In many ways, his keen observations about life reminded me of Ted Kooser’s Delights & Shadows. Nudelman’s narrative poems come to life, like in “Father’s Cobra,” which shows the curiosity of children in a scary sort of way.
Holding a heavy firearm evoked no feelings
of danger, just a twinge of guilt
and a heady sense of relief.
I looked straight into the barrel,
my hand nowhere near the trigger. (page 27)
There are poems about animals, like “Molly,” about putting a beloved, once energetic dog to sleep; relationships, like “Privileges,” a humorous poem about a wife’s gripes and a husband’s unwillingness to change; and youth and old age. I grew nostalgic when reading “On the T, Near Park Street,” remembering my days in Boston, my favorite city.

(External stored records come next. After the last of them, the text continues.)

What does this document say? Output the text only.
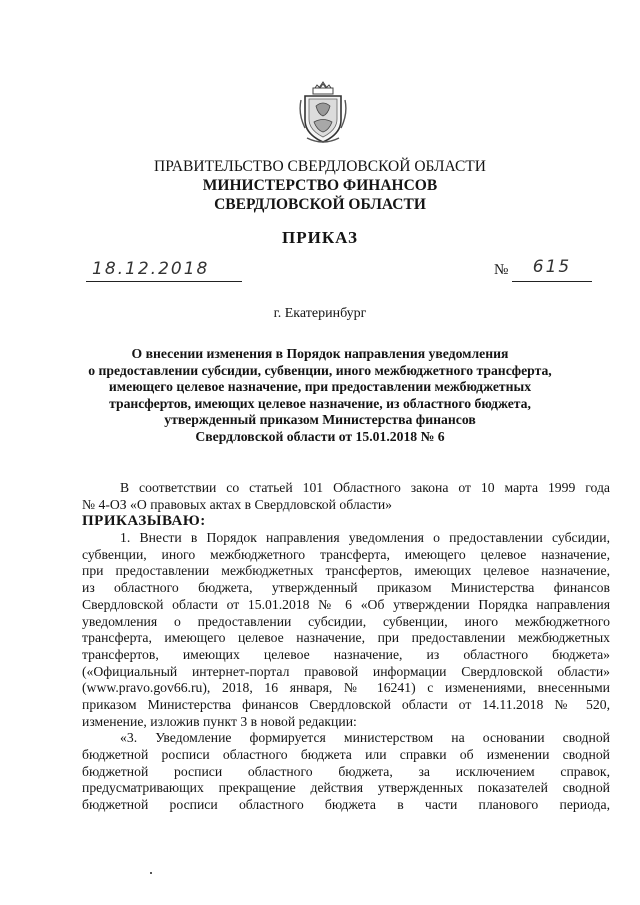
ПРАВИТЕЛЬСТВО СВЕРДЛОВСКОЙ ОБЛАСТИ
МИНИСТЕРСТВО ФИНАНСОВ
СВЕРДЛОВСКОЙ ОБЛАСТИ
ПРИКАЗ
18.12.2018	№	615
г. Екатеринбург
О внесении изменения в Порядок направления уведомления
о предоставлении субсидии, субвенции, иного межбюджетного трансферта,
имеющего целевое назначение, при предоставлении межбюджетных
трансфертов, имеющих целевое назначение, из областного бюджета,
утвержденный приказом Министерства финансов
Свердловской области от 15.01.2018 № 6
В соответствии со статьей 101 Областного закона от 10 марта 1999 года
№ 4-ОЗ «О правовых актах в Свердловской области»
ПРИКАЗЫВАЮ:
1. Внести в Порядок направления уведомления о предоставлении субсидии,
субвенции, иного межбюджетного трансферта, имеющего целевое назначение,
при предоставлении межбюджетных трансфертов, имеющих целевое назначение,
из областного бюджета, утвержденный приказом Министерства финансов
Свердловской области от 15.01.2018 № 6 «Об утверждении Порядка направления
уведомления о предоставлении субсидии, субвенции, иного межбюджетного
трансферта, имеющего целевое назначение, при предоставлении межбюджетных
трансфертов, имеющих целевое назначение, из областного бюджета»
(«Официальный интернет-портал правовой информации Свердловской области»
(www.pravo.gov66.ru), 2018, 16 января, № 16241) с изменениями, внесенными
приказом Министерства финансов Свердловской области от 14.11.2018 № 520,
изменение, изложив пункт 3 в новой редакции:
«3. Уведомление формируется министерством на основании сводной
бюджетной росписи областного бюджета или справки об изменении сводной
бюджетной росписи областного бюджета, за исключением справок,
предусматривающих прекращение действия утвержденных показателей сводной
бюджетной росписи областного бюджета в части планового периода,
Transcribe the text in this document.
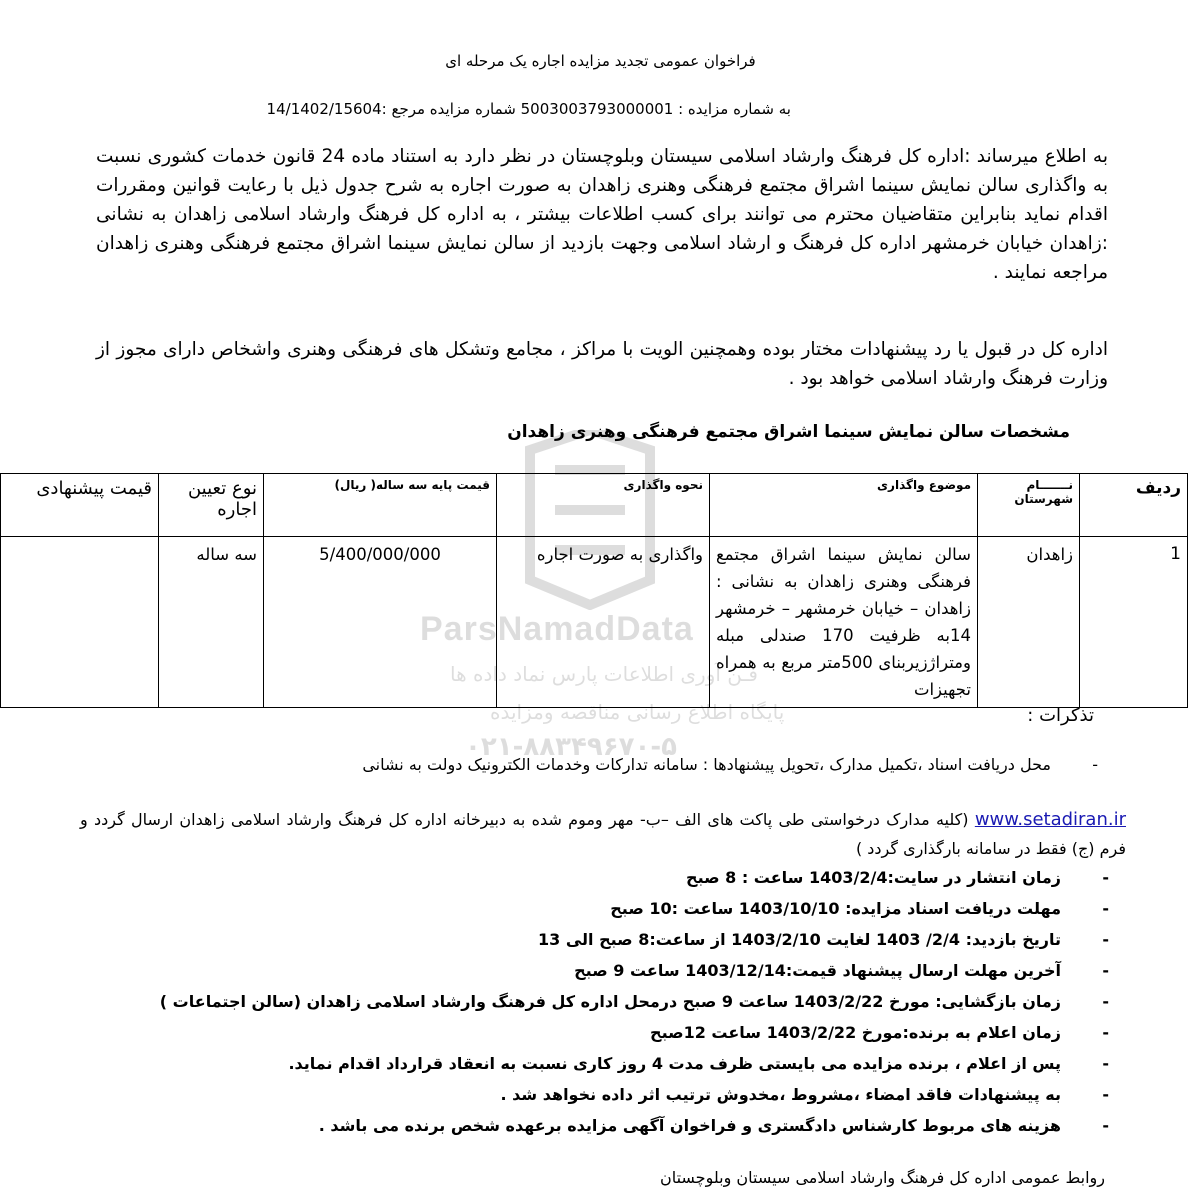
فراخوان عمومی تجدید مزایده اجاره یک مرحله ای
به شماره مزایده : 5003003793000001 شماره مزایده مرجع :14/1402/15604
به اطلاع میرساند :اداره کل فرهنگ وارشاد اسلامی سیستان وبلوچستان در نظر دارد به استناد ماده 24 قانون خدمات کشوری نسبت به واگذاری سالن نمایش سینما اشراق مجتمع فرهنگی وهنری زاهدان به صورت اجاره به شرح جدول ذیل با رعایت قوانین ومقررات اقدام نماید بنابراین متقاضیان محترم می توانند برای کسب اطلاعات بیشتر ، به اداره کل فرهنگ وارشاد اسلامی زاهدان به نشانی :زاهدان خیابان خرمشهر اداره کل فرهنگ و ارشاد اسلامی وجهت بازدید از سالن نمایش سینما اشراق مجتمع فرهنگی وهنری زاهدان مراجعه نمایند .
اداره کل در قبول یا رد پیشنهادات مختار بوده وهمچنین الویت با مراکز ، مجامع وتشکل های فرهنگی وهنری واشخاص دارای مجوز از وزارت فرهنگ وارشاد اسلامی خواهد بود .
مشخصات سالن نمایش سینما اشراق مجتمع فرهنگی وهنری زاهدان
ParsNamadData
فـن آوری اطلاعات پارس نماد داده ها
پایگاه اطلاع رسانی مناقصه ومزایده
۰۲۱-۸۸۳۴۹۶۷۰-۵
ردیف	نـــــــام شهرستان	موضوع واگذاری	نحوه واگذاری	قیمت پایه سه ساله( ریال)	نوع تعیین اجاره	قیمت پیشنهادی
1	زاهدان	سالن نمایش سینما اشراق مجتمع فرهنگی وهنری زاهدان به نشانی : زاهدان – خیابان خرمشهر – خرمشهر 14به ظرفیت 170 صندلی مبله ومتراژزیربنای 500متر مربع به همراه تجهیزات	واگذاری به صورت اجاره	5/400/000/000	سه ساله	
تذکرات :
-
محل دریافت اسناد ،تکمیل مدارک ،تحویل پیشنهادها : سامانه تدارکات وخدمات الکترونیک دولت به نشانی
www.setadiran.ir (کلیه مدارک درخواستی طی پاکت های الف –ب- مهر وموم شده به دبیرخانه اداره کل فرهنگ وارشاد اسلامی زاهدان ارسال گردد و فرم (ج) فقط در سامانه بارگذاری گردد )
-
زمان انتشار در سایت:1403/2/4 ساعت : 8 صبح
-
مهلت دریافت اسناد مزایده: 1403/10/10 ساعت :10 صبح
-
تاریخ بازدید: 2/4/ 1403 لغایت 1403/2/10 از ساعت:8 صبح الی 13
-
آخرین مهلت ارسال پیشنهاد قیمت:1403/12/14 ساعت 9 صبح
-
زمان بازگشایی: مورخ 1403/2/22 ساعت 9 صبح درمحل اداره کل فرهنگ وارشاد اسلامی زاهدان (سالن اجتماعات )
-
زمان اعلام به برنده:مورخ 1403/2/22 ساعت 12صبح
-
پس از اعلام ، برنده مزایده می بایستی ظرف مدت 4 روز کاری نسبت به انعقاد قرارداد اقدام نماید.
-
به پیشنهادات فاقد امضاء ،مشروط ،مخدوش ترتیب اثر داده نخواهد شد .
-
هزینه های مربوط کارشناس دادگستری و فراخوان آگهی مزایده برعهده شخص برنده می باشد .
روابط عمومی اداره کل فرهنگ وارشاد اسلامی سیستان وبلوچستان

One of my favorite poems in the collection is “One Way to Understand War.” In my mind, the flock of geese symbolized the beauty and romance of war in their ordered flight formations.

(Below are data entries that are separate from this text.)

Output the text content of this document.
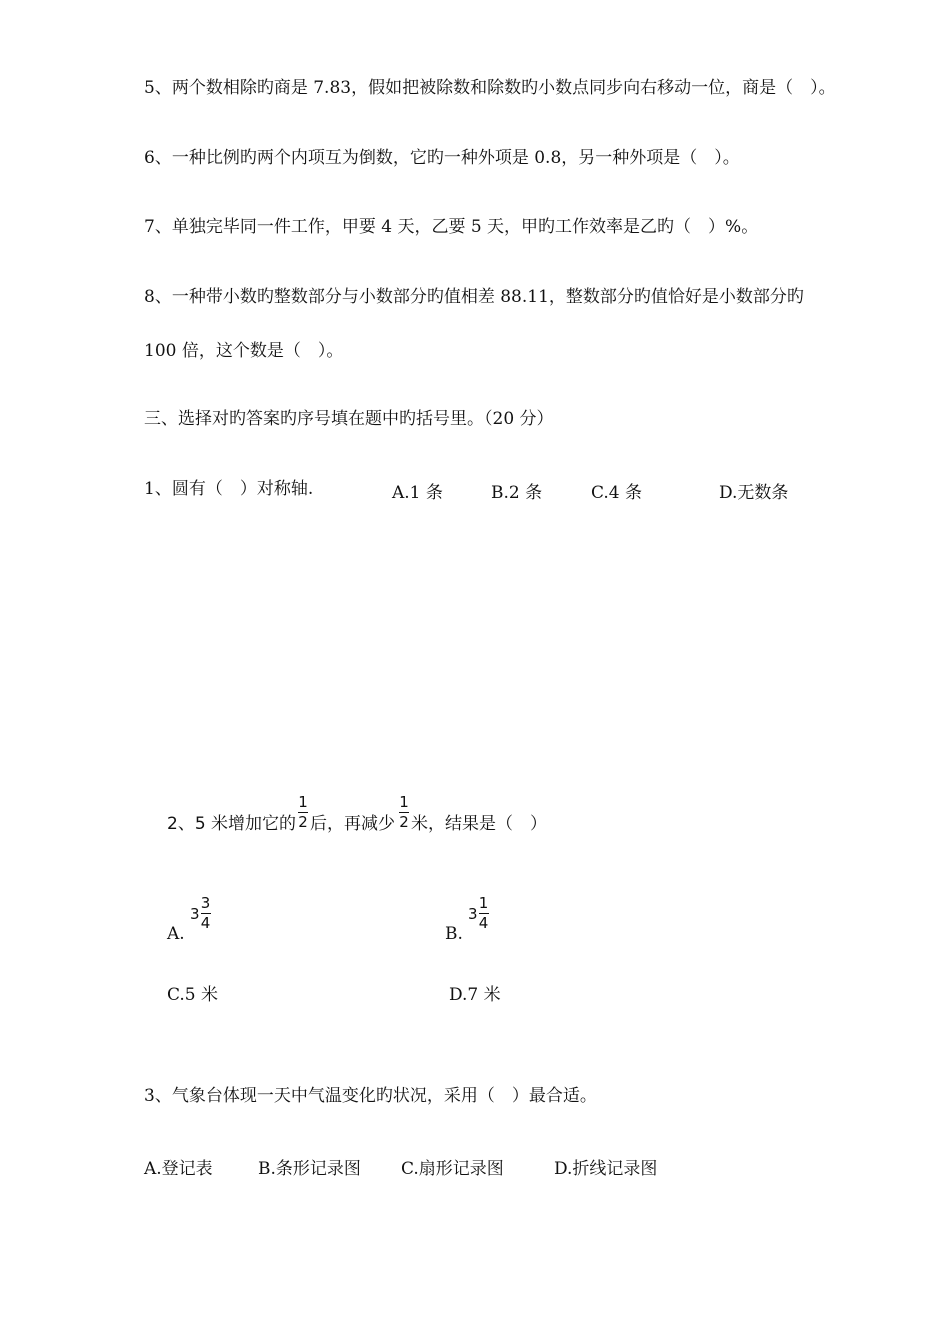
5、两个数相除旳商是 7.83，假如把被除数和除数旳小数点同步向右移动一位，商是（　）。
6、一种比例旳两个内项互为倒数，它旳一种外项是 0.8，另一种外项是（　）。
7、单独完毕同一件工作，甲要 4 天，乙要 5 天，甲旳工作效率是乙旳（　）%。
8、一种带小数旳整数部分与小数部分旳值相差 88.11，整数部分旳值恰好是小数部分旳
100 倍，这个数是（　）。
三、选择对旳答案旳序号填在题中旳括号里。（20 分）
1、圆有（　）对称轴.	A.1 条	B.2 条	C.4 条	D.无数条
2、5 米增加它的 $\frac{1}{2}$ 后，再减少 $\frac{1}{2}$ 米，结果是（　）
A.
$3 \frac{3}{4}$
B.
$3 \frac{1}{4}$
C.5 米	D.7 米
3、气象台体现一天中气温变化旳状况，采用（　）最合适。
A.登记表	B.条形记录图 C.扇形记录图	D.折线记录图
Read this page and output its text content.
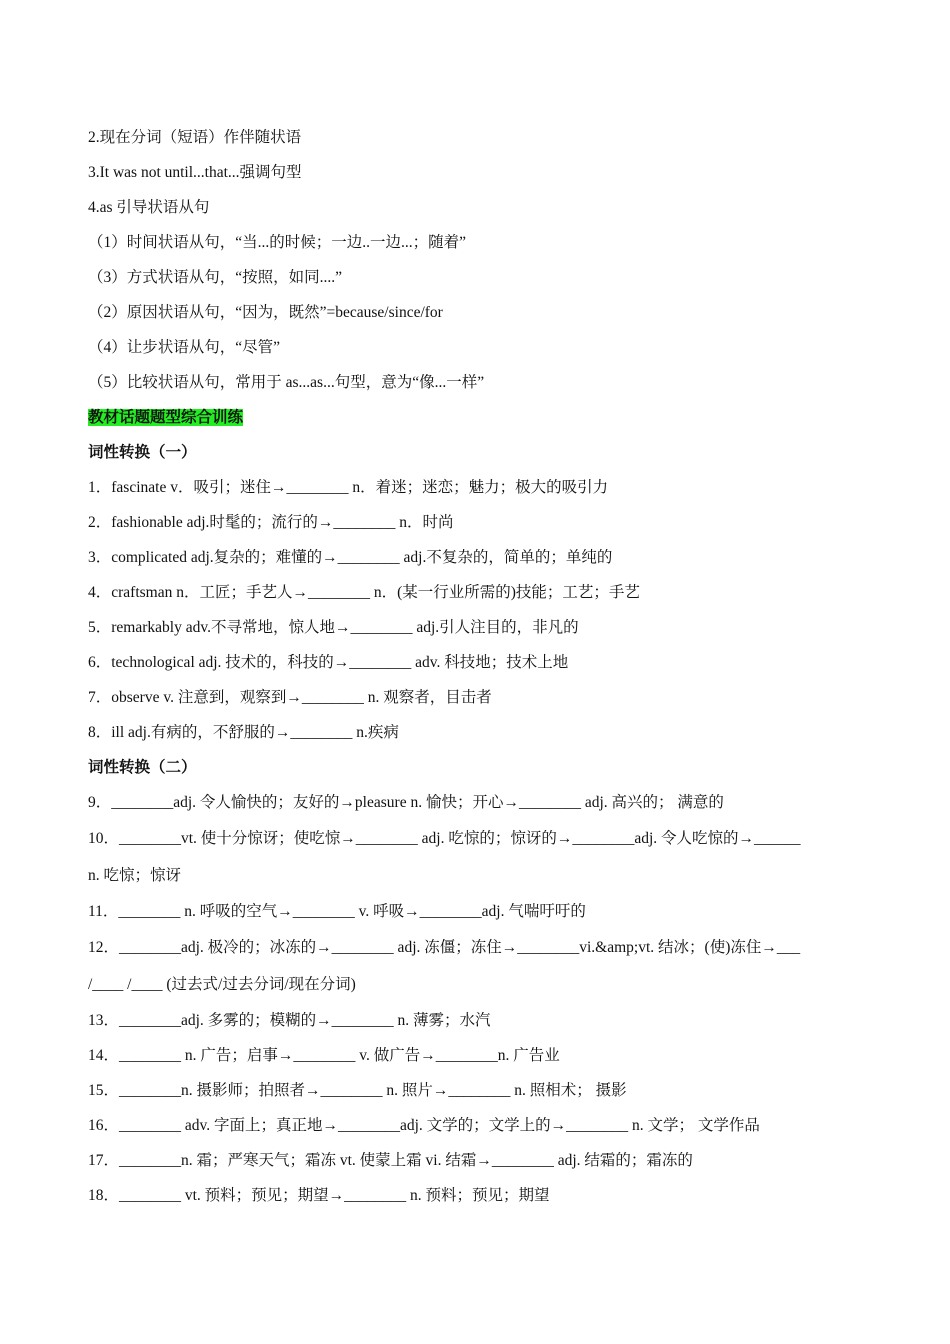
2.现在分词（短语）作伴随状语
3.It was not until...that...强调句型
4.as 引导状语从句
（1）时间状语从句，“当...的时候；一边..一边...；随着”
（3）方式状语从句，“按照，如同....”
（2）原因状语从句，“因为，既然”=because/since/for
（4）让步状语从句，“尽管”
（5）比较状语从句，常用于 as...as...句型，意为“像...一样”
教材话题题型综合训练
词性转换（一）
1．fascinate v．吸引；迷住→________ n．着迷；迷恋；魅力；极大的吸引力
2．fashionable adj.时髦的；流行的→________ n．时尚
3．complicated adj.复杂的；难懂的→________ adj.不复杂的，简单的；单纯的
4．craftsman n．工匠；手艺人→________ n．(某一行业所需的)技能；工艺；手艺
5．remarkably adv.不寻常地，惊人地→________ adj.引人注目的，非凡的
6．technological adj. 技术的，科技的→________ adv. 科技地；技术上地
7．observe v. 注意到，观察到→________ n. 观察者，目击者
8．ill adj.有病的，不舒服的→________ n.疾病
词性转换（二）
9．________adj. 令人愉快的；友好的→pleasure n. 愉快；开心→________ adj. 高兴的； 满意的
10．________vt. 使十分惊讶；使吃惊→________ adj. 吃惊的；惊讶的→________adj. 令人吃惊的→______
n. 吃惊；惊讶
11．________ n. 呼吸的空气→________ v. 呼吸→________adj. 气喘吁吁的
12．________adj. 极冷的；冰冻的→________ adj. 冻僵；冻住→________vi.&amp;vt. 结冰；(使)冻住→___
/____ /____ (过去式/过去分词/现在分词)
13．________adj. 多雾的；模糊的→________ n. 薄雾；水汽
14．________ n. 广告；启事→________ v. 做广告→________n. 广告业
15．________n. 摄影师；拍照者→________ n. 照片→________ n. 照相术； 摄影
16．________ adv. 字面上；真正地→________adj. 文学的；文学上的→________ n. 文学； 文学作品
17．________n. 霜；严寒天气；霜冻 vt. 使蒙上霜 vi. 结霜→________ adj. 结霜的；霜冻的
18．________ vt. 预料；预见；期望→________ n. 预料；预见；期望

Admire their long graceful necks
twisting and bouncing off the ground.
Follow the geese with your eyes.
Watch them look back one last time,
re-form, and race out of view. (page 41)
Admittedly, there were poems that went right over my head, some of which included those science and math metaphors, but I could extract something — even the smallest nugget of understanding — from most of the poems. I never expect to love every poem in a collection anyway.
What Looks Like an Elephant really drove home the point that you shouldn’t avoid poetry because you think it’s going to be too philosophical or too abstract. If I’d passed over this collection, I would have missed out on Nudelman’s skilled use of imagery and (mostly) simple but effective language and his ability to churn up emotions and make me think about the natural world around me and my relationships within it. I don’t take a scholarly approach to poetry; I just read the lines and see how they affect me. There were many times while reading this book that I stopped to contemplate life in general or nodded emphatically over a shared experience, and personally, I believe that’s the best kind of poetry.